Пока дамы удивлялись, мы пересекли Саксонскую площадь, перешли улицу, где нас чуть не задавили, и оказались у главного входа. Я заметил, что лицо панны Зофьи становится пурпурным и что в душе ее временного обожателя зарождаются кое-какие сомнения относительно серого пиджака, темно-зеленых перчаток и светло-оливковых «невыразимых».
– Нельзя, нельзя!.. – загремел в эту минуту сторож, отгоняя какого-то субъекта весьма неприглядной внешности.
– Почему его не пускают? – шепнула мне на ухо встревоженная мама.
– Он плохо одет, – поспешил я успокоить ее.
– А наши…
Не успела она договорить, как и до нас дошла очередь.
– Покорнейше прошу, господа, взять собачку на поводок.
– Биби на поводок? Биби? – вскрикнула панна Зофья.
– Это ее зовут Биби? Ну, так Биби…
– Что же делать, пан Болеслав? Ведь у нас нет поводка Владек, тебе придется, пожалуй, отнести бедную Биби домой.
– А можно ее повести на веревочке? – спросил у сурового стража ошеломленный Владек, впервые за все время позабыв о цвете своих перчаток.
– Можно, можно.
Получив разрешение, белобрысый наш спутник произвел несколько манипуляций над своим пиджаком, и через минуту красотка Биби, фыркая и упираясь, следовала за нами на короткой веревочке. Да и пора было, так как публика уже начинала на нас оглядываться.
– Вода… вода!.. Течет… течет!.. – радостно завопил Франек, увидев проливающий слезы фонтан.
– Франек, веди же себя прилично! – опять увещевает его сестра. – Это фонтан, правда, пан Болеслав? Ах, какой красивый!
Я молчу, размышляя, однако, не о фонтане, а о двадцатилетнем Владеке, который стоит в своем бархатном картузе, широко разинув рот. Между тем публика снова глазеет на нас, панна Зофья снова краснеет, я сам чувствую себя несколько смущенным.

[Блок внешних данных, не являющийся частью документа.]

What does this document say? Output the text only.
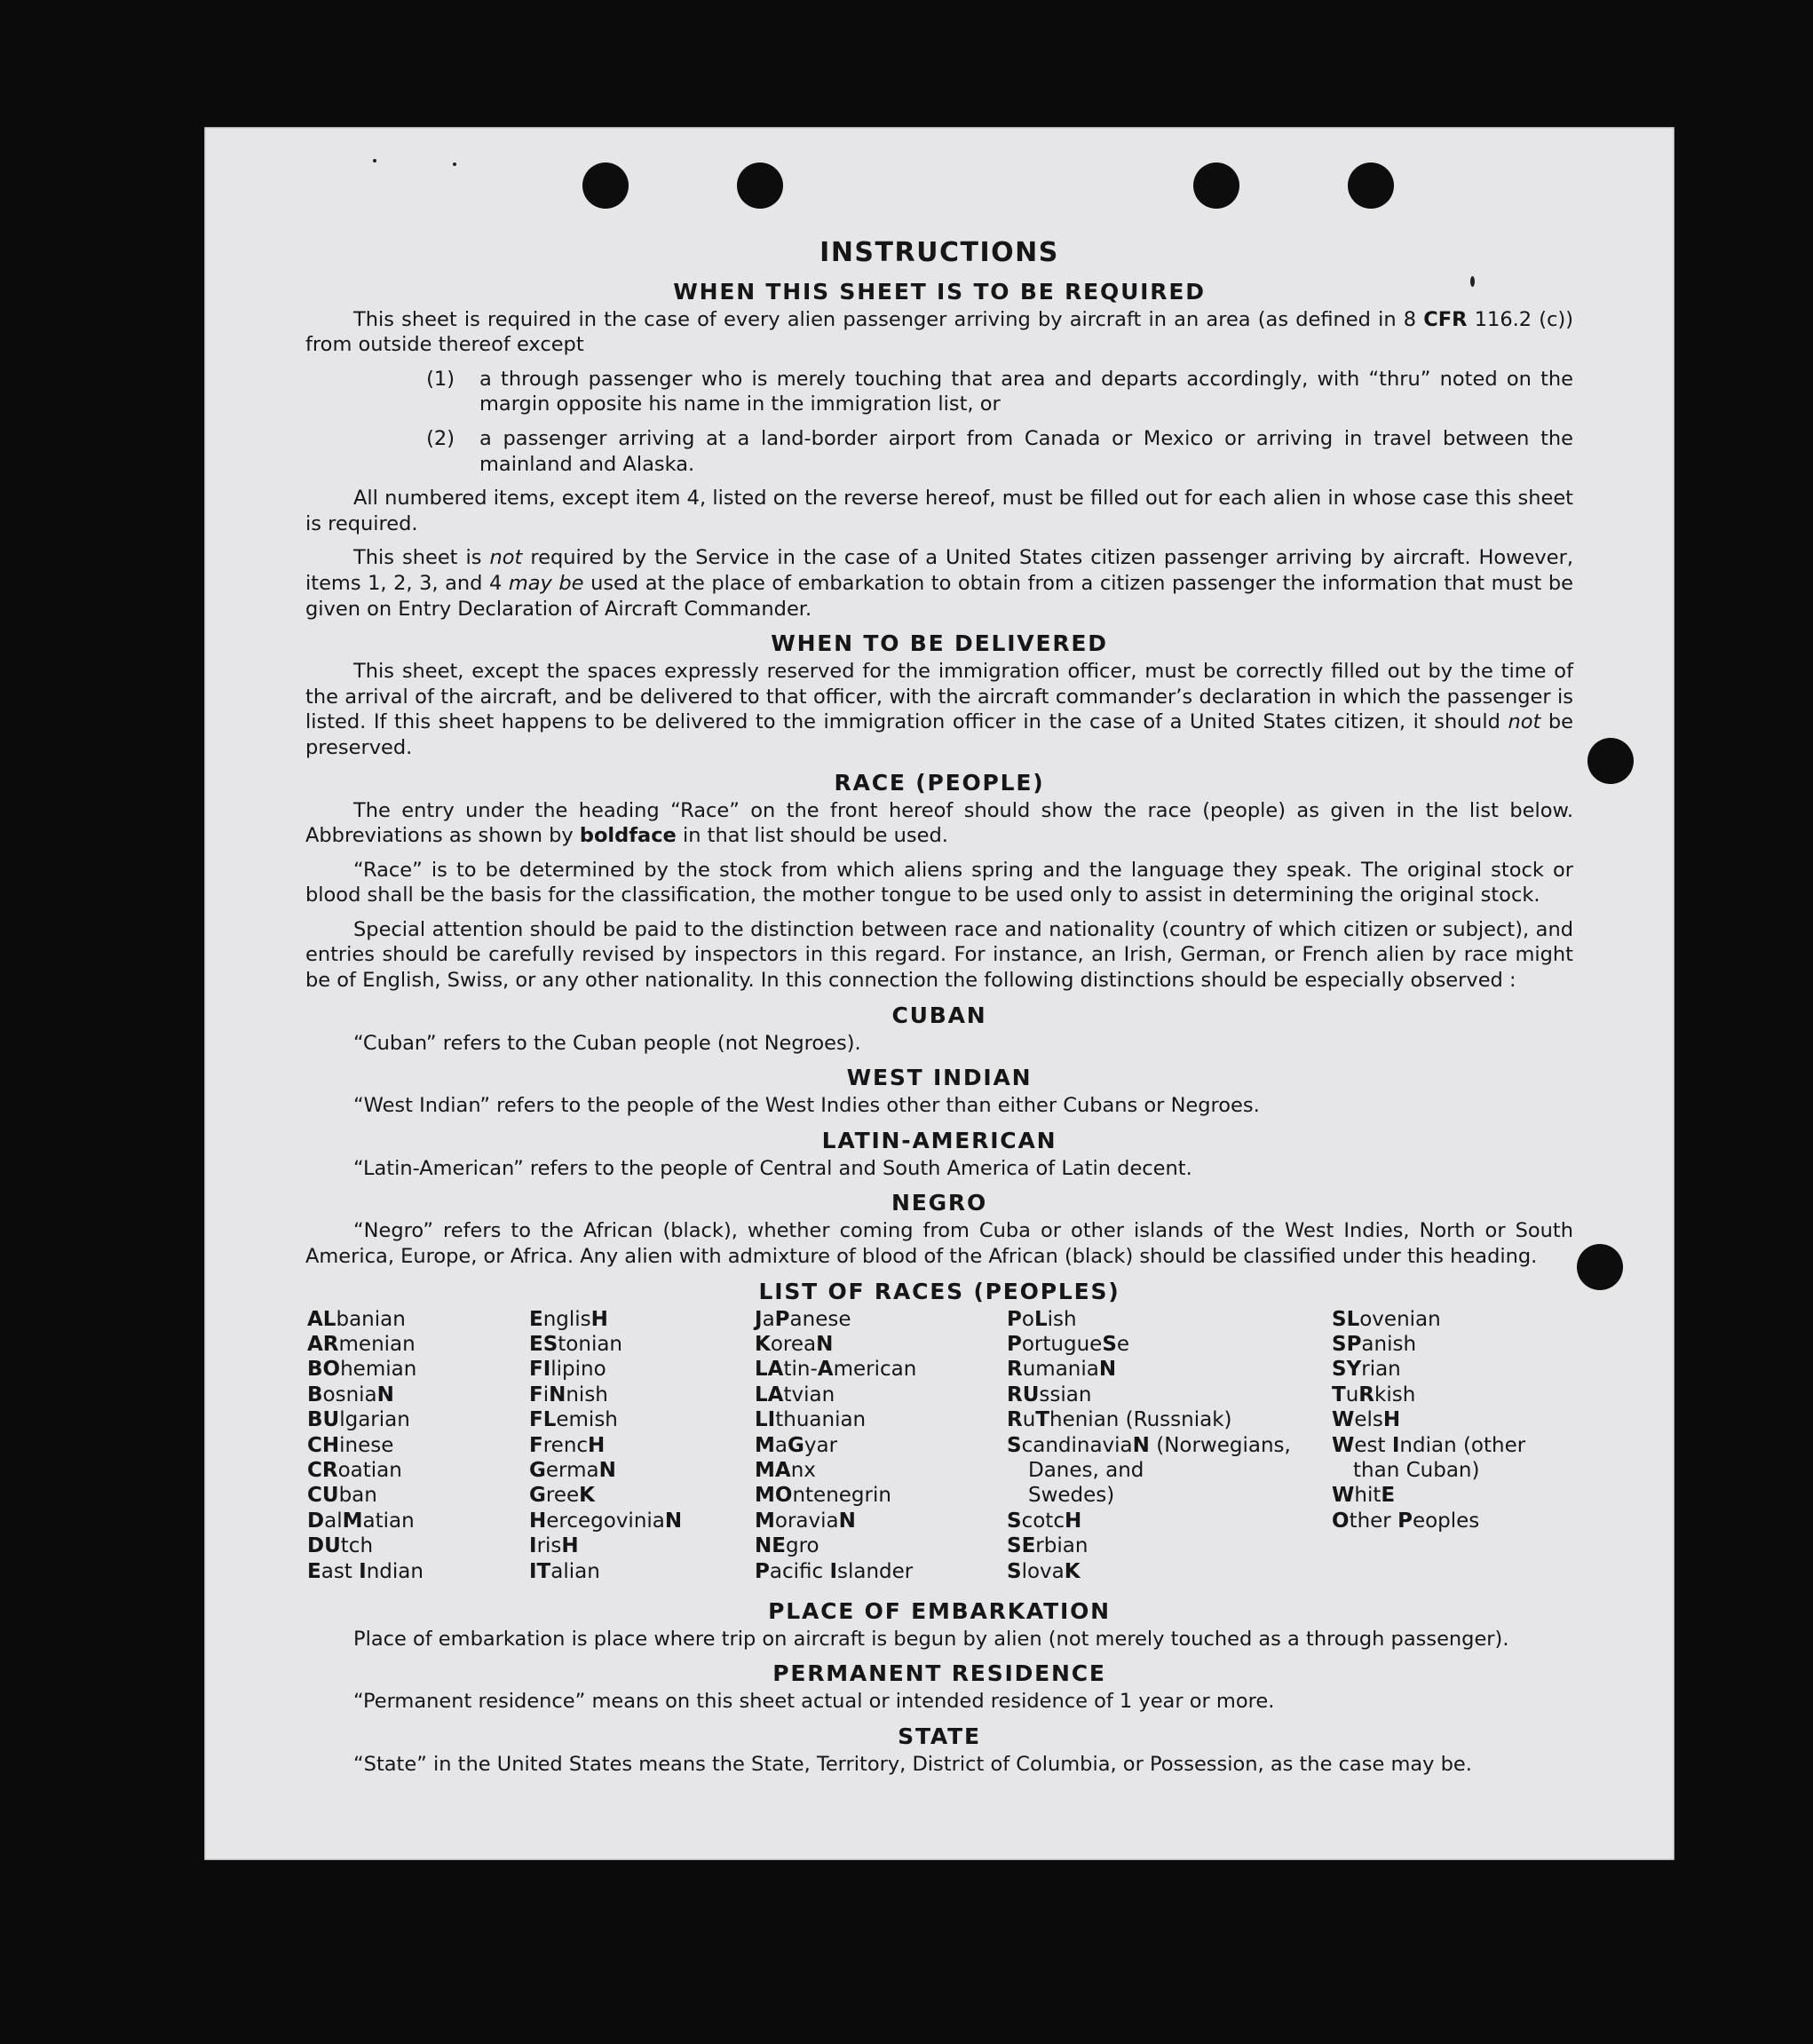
INSTRUCTIONS
WHEN THIS SHEET IS TO BE REQUIRED

This sheet is required in the case of every alien passenger arriving by aircraft in an area (as defined in 8 CFR 116.2 (c)) from outside thereof except

(1)	a through passenger who is merely touching that area and departs accordingly, with “thru” noted on the margin opposite his name in the immigration list, or
(2)	a passenger arriving at a land-border airport from Canada or Mexico or arriving in travel between the mainland and Alaska.

All numbered items, except item 4, listed on the reverse hereof, must be filled out for each alien in whose case this sheet is required.

This sheet is not required by the Service in the case of a United States citizen passenger arriving by aircraft. However, items 1, 2, 3, and 4 may be used at the place of embarkation to obtain from a citizen passenger the information that must be given on Entry Declaration of Aircraft Commander.

WHEN TO BE DELIVERED

This sheet, except the spaces expressly reserved for the immigration officer, must be correctly filled out by the time of the arrival of the aircraft, and be delivered to that officer, with the aircraft commander’s declaration in which the passenger is listed. If this sheet happens to be delivered to the immigration officer in the case of a United States citizen, it should not be preserved.

RACE (PEOPLE)

The entry under the heading “Race” on the front hereof should show the race (people) as given in the list below. Abbreviations as shown by boldface in that list should be used.

“Race” is to be determined by the stock from which aliens spring and the language they speak. The original stock or blood shall be the basis for the classification, the mother tongue to be used only to assist in determining the original stock.

Special attention should be paid to the distinction between race and nationality (country of which citizen or subject), and entries should be carefully revised by inspectors in this regard. For instance, an Irish, German, or French alien by race might be of English, Swiss, or any other nationality. In this connection the following distinctions should be especially observed :

CUBAN

“Cuban” refers to the Cuban people (not Negroes).

WEST INDIAN

“West Indian” refers to the people of the West Indies other than either Cubans or Negroes.

LATIN-AMERICAN

“Latin-American” refers to the people of Central and South America of Latin decent.

NEGRO

“Negro” refers to the African (black), whether coming from Cuba or other islands of the West Indies, North or South America, Europe, or Africa. Any alien with admixture of blood of the African (black) should be classified under this heading.

LIST OF RACES (PEOPLES)
ALbanian
ARmenian
BOhemian
BosniaN
BUlgarian
CHinese
CRoatian
CUban
DalMatian
DUtch
East Indian
EnglisH
EStonian
FIlipino
FiNnish
FLemish
FrencH
GermaN
GreeK
HercegoviniaN
IrisH
ITalian
JaPanese
KoreaN
LAtin-American
LAtvian
LIthuanian
MaGyar
MAnx
MOntenegrin
MoraviaN
NEgro
Pacific Islander
PoLish
PortugueSe
RumaniaN
RUssian
RuThenian (Russniak)
ScandinaviaN (Norwegians,
Danes, and
Swedes)
ScotcH
SErbian
SlovaK
SLovenian
SPanish
SYrian
TuRkish
WelsH
West Indian (other
than Cuban)
WhitE
Other Peoples
PLACE OF EMBARKATION

Place of embarkation is place where trip on aircraft is begun by alien (not merely touched as a through passenger).

PERMANENT RESIDENCE

“Permanent residence” means on this sheet actual or intended residence of 1 year or more.

STATE

“State” in the United States means the State, Territory, District of Columbia, or Possession, as the case may be.
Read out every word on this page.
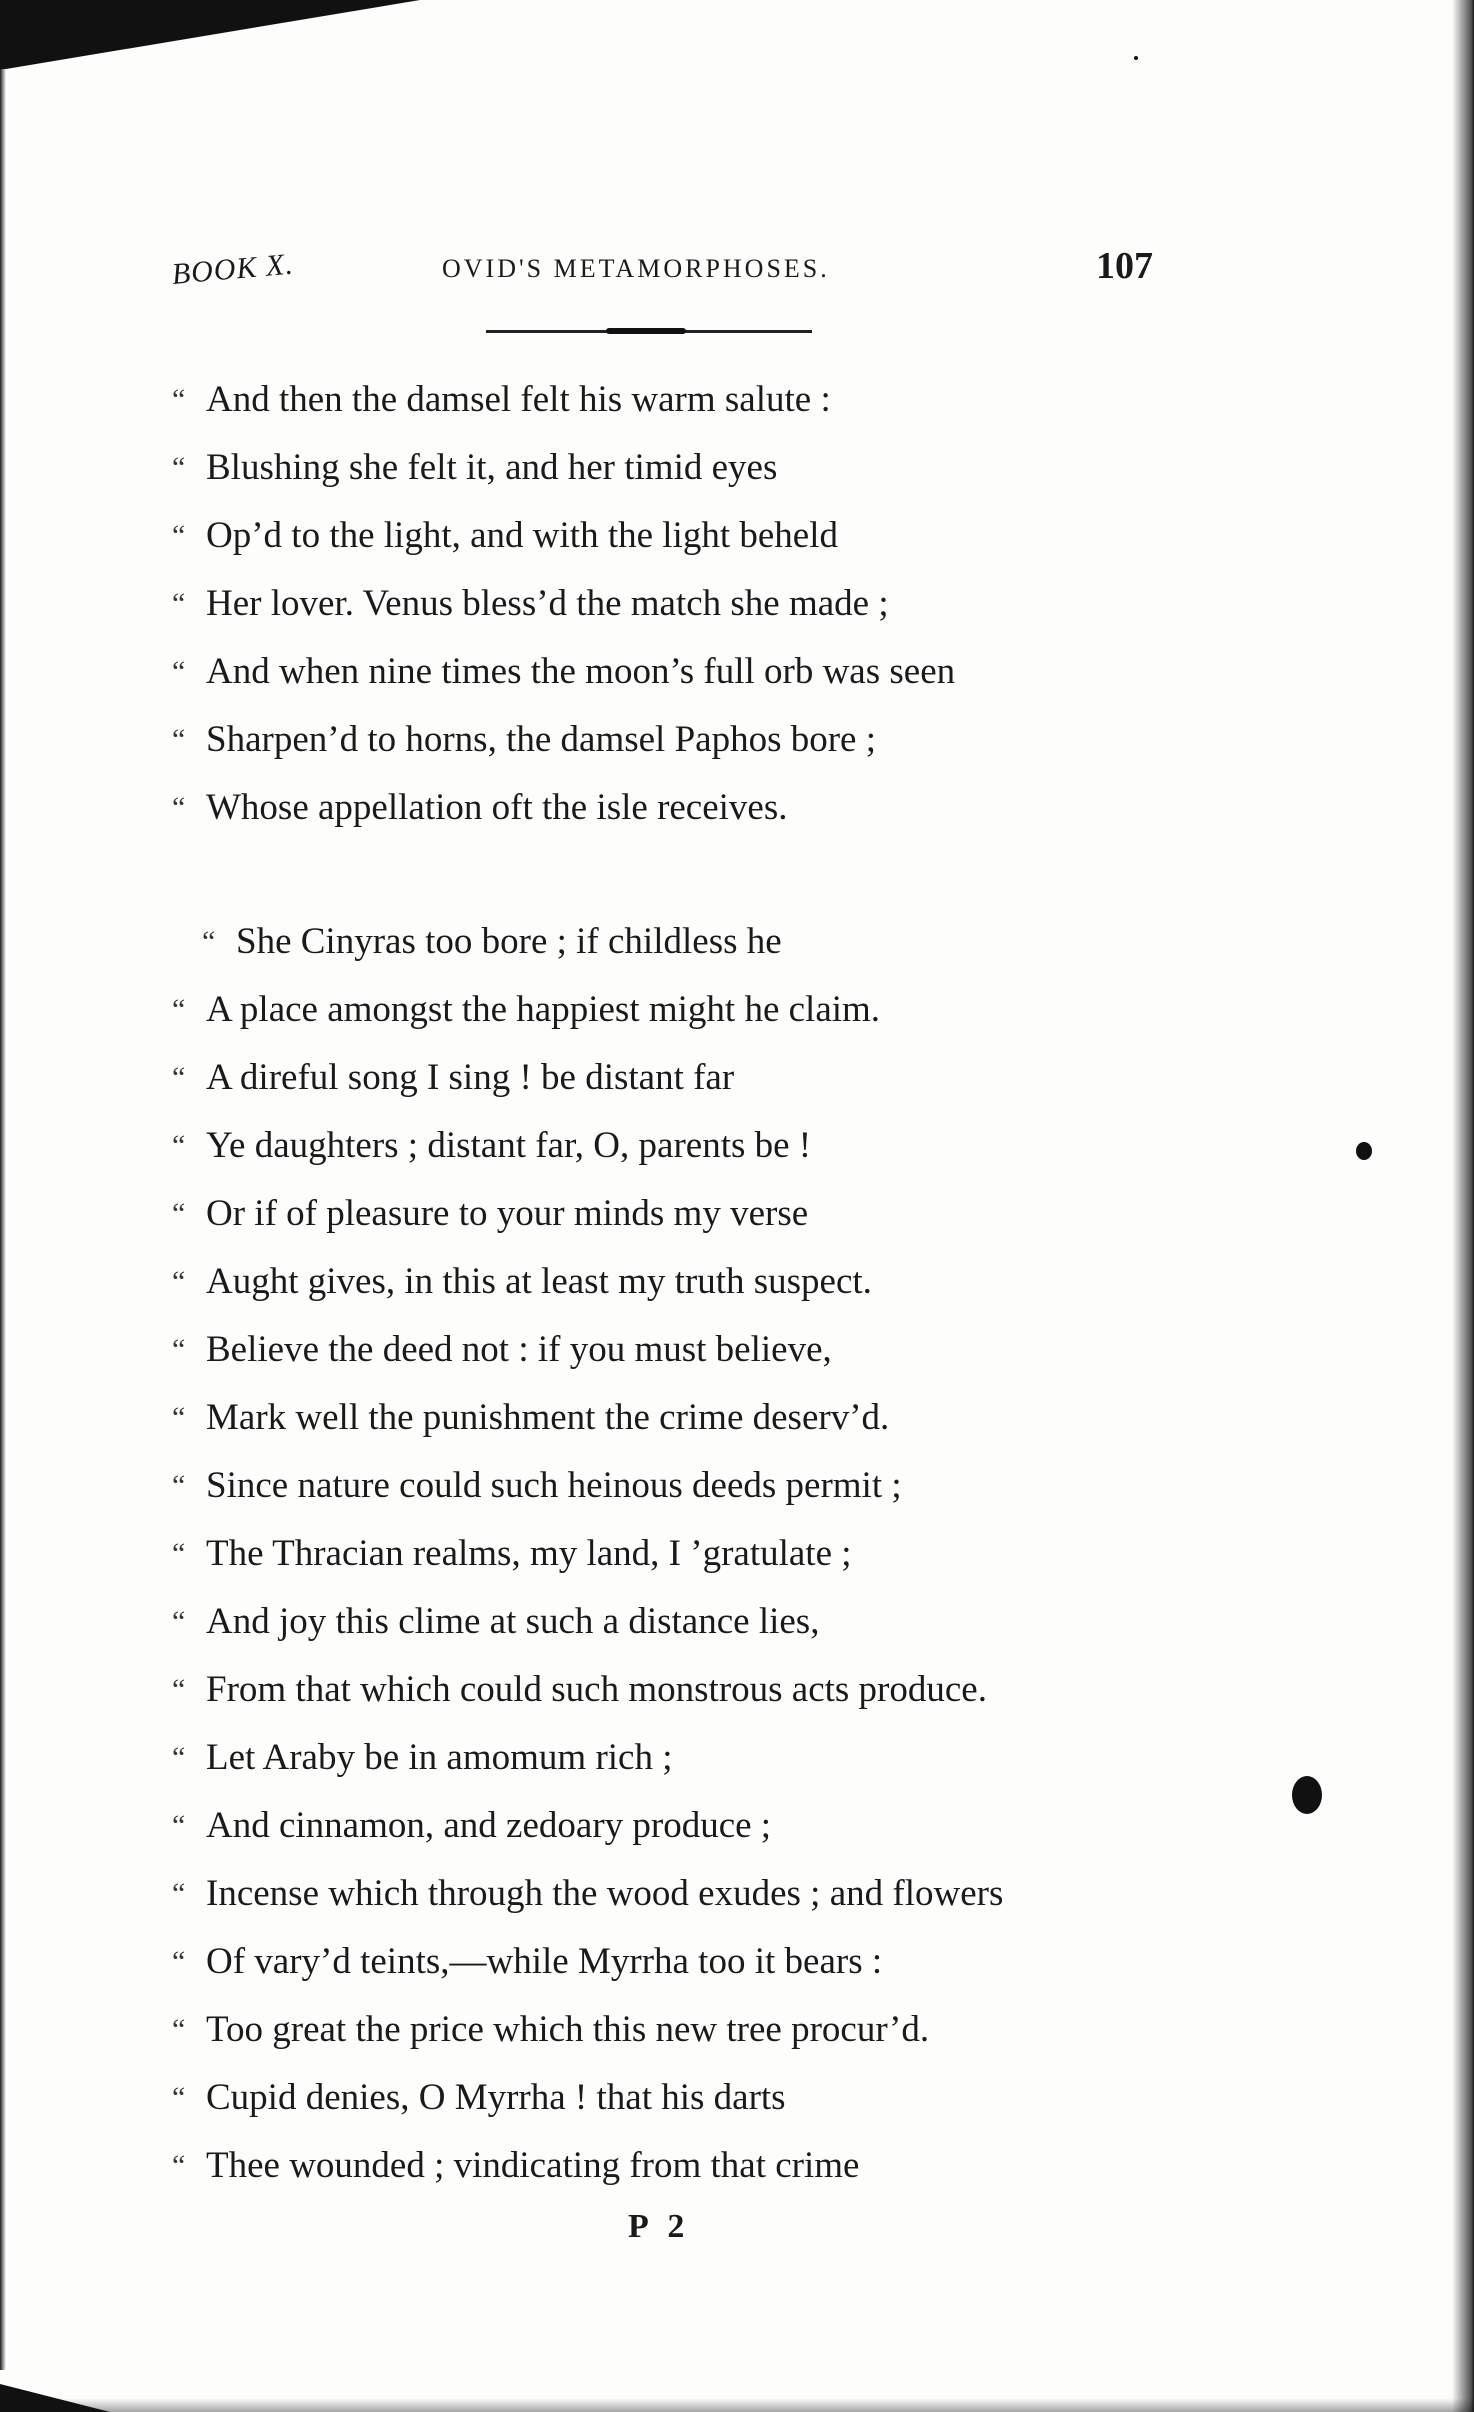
BOOK X.	OVID'S METAMORPHOSES.	107
“ And then the damsel felt his warm salute :
“ Blushing she felt it, and her timid eyes
“ Op’d to the light, and with the light beheld
“ Her lover. Venus bless’d the match she made ;
“ And when nine times the moon’s full orb was seen
“ Sharpen’d to horns, the damsel Paphos bore ;
“ Whose appellation oft the isle receives.
“ She Cinyras too bore ; if childless he
“ A place amongst the happiest might he claim.
“ A direful song I sing ! be distant far
“ Ye daughters ; distant far, O, parents be !
“ Or if of pleasure to your minds my verse
“ Aught gives, in this at least my truth suspect.
“ Believe the deed not : if you must believe,
“ Mark well the punishment the crime deserv’d.
“ Since nature could such heinous deeds permit ;
“ The Thracian realms, my land, I ’gratulate ;
“ And joy this clime at such a distance lies,
“ From that which could such monstrous acts produce.
“ Let Araby be in amomum rich ;
“ And cinnamon, and zedoary produce ;
“ Incense which through the wood exudes ; and flowers
“ Of vary’d teints,—while Myrrha too it bears :
“ Too great the price which this new tree procur’d.
“ Cupid denies, O Myrrha ! that his darts
“ Thee wounded ; vindicating from that crime
P 2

К счастью, Биби, пользуясь тем, что обидчик ее погрузился в созерцание, вырывается у него из рук.
– Держи ее, Владек! – кричит мама.
– Лови, Владек! Лови! – вторит ей панна Зофья.
Начинается погоня, во время которой Биби, выскочив из-под ног пробегавшего ребенка, попадает на шлейф дамы, зацепляется веревкой за саблю военного и, наконец, когда какой-то старик ударяет ее палкой, поджимает хвост и покоряется судьбе. Я замечаю, что гуляющая публика всерьез заинтересована случаем с Биби, накидкой панны Зофьи и картузом пана Владислава, – все это вместе взятое отнюдь не придает мне бодрости.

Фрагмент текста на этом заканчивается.